IMF okays 3rd tranche of $545m for Pakistan

* Franks says Pakistani economy is moving towards the set objectives
IMF okays 3rd tranche  of $545m for Pakistan

DUBAI: The International Monetary Fund has approved the third tranche of $545 million to Pakistan under the six-point $6 billion Extended Fund Facility.
This was stated by the head of IMF Mission Jeffery Franks while addressing a joint news conference after a meeting with Finance Minister Ishaq Dar in Dubai. Frank said both the parties have reached the loan agreement. He said Pakistan’s economy is moving towards the set objectives and economic growth has increased from 2.8 to 3.1 percent. Speaking on the occasion Finance Minister Ishaq Dar said our economy is on the right track and the government is taking a number of steps for further improvement.
He pledged to add 4500MW of electricity to the national grid in the next four years. “The government is providing electricity to industry despite its shortage and subsidy is also being given for the provision of cheap electricity to consumers,” the finance minister said. He said electricity distribution companies are being made efficient to overcome line losses, and added that the government has ended unannounced load shedding and approved an energy policy to increase its production. Ishaq Dar said the government is legislating to stop pilferage of electricity and gas.
The finance minister said the government is taking important steps for economic stability in the country. He said the government is ensuring smooth supply of electricity to the industry despite shortfalls. The government, he said, is giving subsidy on electricity and the tariff has not been increased for the consumers using up to two hundred units. Meanwhile, IMF Mission head Jeffrey Frank said Pakistan’s economic growth has increased from 2.8 percent to 3.1 percent, which is a good omen. 
He said the IMF is not pressing Pakistan for privatisation but it is in the best interest of the country. Frank said economic indicators are heading towards their set targets. He said agreement with Pakistan for loan has been finalised. He noted that Pakistan’s foreign exchange reserves are getting stable, and increase in tax collection will reduce the country’s fiscal deficit.

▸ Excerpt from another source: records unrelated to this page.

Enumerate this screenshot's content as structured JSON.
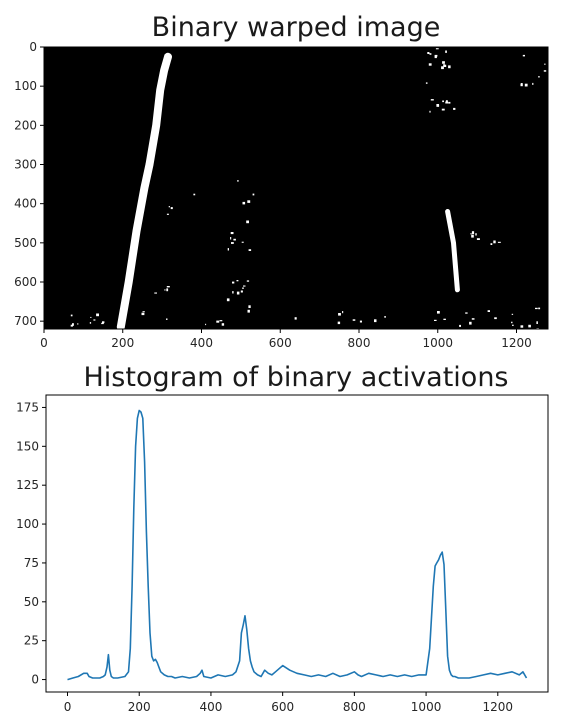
{
  "chart_data": [
    {
      "type": "image",
      "title": "Binary warped image",
      "xlabel": "",
      "ylabel": "",
      "xlim": [
        0,
        1280
      ],
      "ylim": [
        720,
        0
      ],
      "xticks": [
        "0",
        "200",
        "400",
        "600",
        "800",
        "1000",
        "1200"
      ],
      "yticks": [
        "0",
        "100",
        "200",
        "300",
        "400",
        "500",
        "600",
        "700"
      ],
      "colors": {
        "background": "#000000",
        "foreground": "#ffffff"
      },
      "lane_lines": [
        {
          "name": "left lane",
          "points": [
            [
              195,
              715
            ],
            [
              215,
              600
            ],
            [
              235,
              470
            ],
            [
              255,
              360
            ],
            [
              268,
              300
            ],
            [
              285,
              200
            ],
            [
              295,
              110
            ],
            [
              305,
              60
            ],
            [
              315,
              25
            ]
          ]
        },
        {
          "name": "right lane",
          "points": [
            [
              1050,
              620
            ],
            [
              1040,
              500
            ],
            [
              1025,
              420
            ]
          ]
        }
      ]
    },
    {
      "type": "line",
      "title": "Histogram of binary activations",
      "xlabel": "",
      "ylabel": "",
      "xlim": [
        -60,
        1340
      ],
      "ylim": [
        -8,
        183
      ],
      "xticks": [
        "0",
        "200",
        "400",
        "600",
        "800",
        "1000",
        "1200"
      ],
      "yticks": [
        "0",
        "25",
        "50",
        "75",
        "100",
        "125",
        "150",
        "175"
      ],
      "grid": false,
      "series": [
        {
          "color": "#1f77b4",
          "x": [
            0,
            15,
            30,
            45,
            55,
            60,
            70,
            90,
            100,
            105,
            110,
            114,
            118,
            122,
            128,
            140,
            160,
            170,
            175,
            180,
            185,
            190,
            195,
            200,
            205,
            210,
            215,
            220,
            225,
            230,
            235,
            240,
            245,
            250,
            255,
            260,
            270,
            280,
            290,
            300,
            320,
            340,
            360,
            370,
            375,
            380,
            400,
            420,
            440,
            460,
            470,
            480,
            485,
            490,
            495,
            500,
            505,
            510,
            515,
            520,
            530,
            540,
            550,
            560,
            570,
            580,
            590,
            600,
            620,
            640,
            660,
            680,
            700,
            720,
            740,
            760,
            780,
            800,
            810,
            820,
            840,
            860,
            880,
            900,
            920,
            940,
            960,
            980,
            1000,
            1010,
            1020,
            1025,
            1030,
            1035,
            1040,
            1045,
            1050,
            1055,
            1060,
            1065,
            1070,
            1075,
            1080,
            1090,
            1100,
            1120,
            1140,
            1160,
            1180,
            1200,
            1220,
            1240,
            1260,
            1270,
            1280
          ],
          "y": [
            0,
            1,
            2,
            4,
            4,
            2,
            1,
            1,
            2,
            3,
            8,
            16,
            6,
            2,
            1,
            1,
            2,
            5,
            20,
            60,
            110,
            150,
            168,
            173,
            172,
            168,
            140,
            95,
            60,
            30,
            15,
            12,
            13,
            11,
            8,
            5,
            3,
            2,
            2,
            1,
            2,
            1,
            2,
            4,
            6,
            2,
            1,
            3,
            2,
            3,
            5,
            12,
            30,
            35,
            41,
            32,
            20,
            12,
            8,
            5,
            3,
            2,
            6,
            4,
            3,
            5,
            7,
            9,
            6,
            4,
            3,
            2,
            3,
            2,
            4,
            2,
            3,
            5,
            3,
            2,
            4,
            3,
            2,
            3,
            2,
            3,
            2,
            3,
            3,
            20,
            60,
            73,
            75,
            77,
            80,
            82,
            74,
            45,
            15,
            6,
            3,
            2,
            2,
            1,
            1,
            1,
            2,
            3,
            4,
            3,
            4,
            5,
            3,
            5,
            1
          ]
        }
      ]
    }
  ]
}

The IMF has said that decisive efforts to broaden the tax net through the elimination of tax exemptions and loopholes granted through statutory regulatory orders (SROs) are critical to the future of Pakistan’s economy. The IMF mission said in a statement that it is encouraged by the overall progress made in pushing ahead with policies to strengthen macroeconomic stability and reviving economic growth. The mission reached staff-level understandings with the authorities on a set of economic policies detailed in an updated Letter of Intent, which will be subject to Executive Board approval. 
IMF said that services and manufacturing are driving better-than-expected GDP growth, as reforms in the electricity sector seem to be bearing fruit with electricity shortages and unscheduled load-shedding declining. Led by large scale manufacturing and service sectors, growth is picking up and is now expected to reach about 3.1 percent for FY2013/14 as a whole, compared to the earlier estimate of 2.8 percent. Fiscal performance continued on track in the second quarter of 2013/14, with initial consolidation efforts relying on revenue mobilisation and reduction in energy subsidies.
IMF said that authority’s reform programme remains broadly on track, with the government meeting all of the quantitative performance criteria by end December 2013, with the exception of the targets on SBP’s net swap/forward positions and the ceiling on government borrowing from SBP.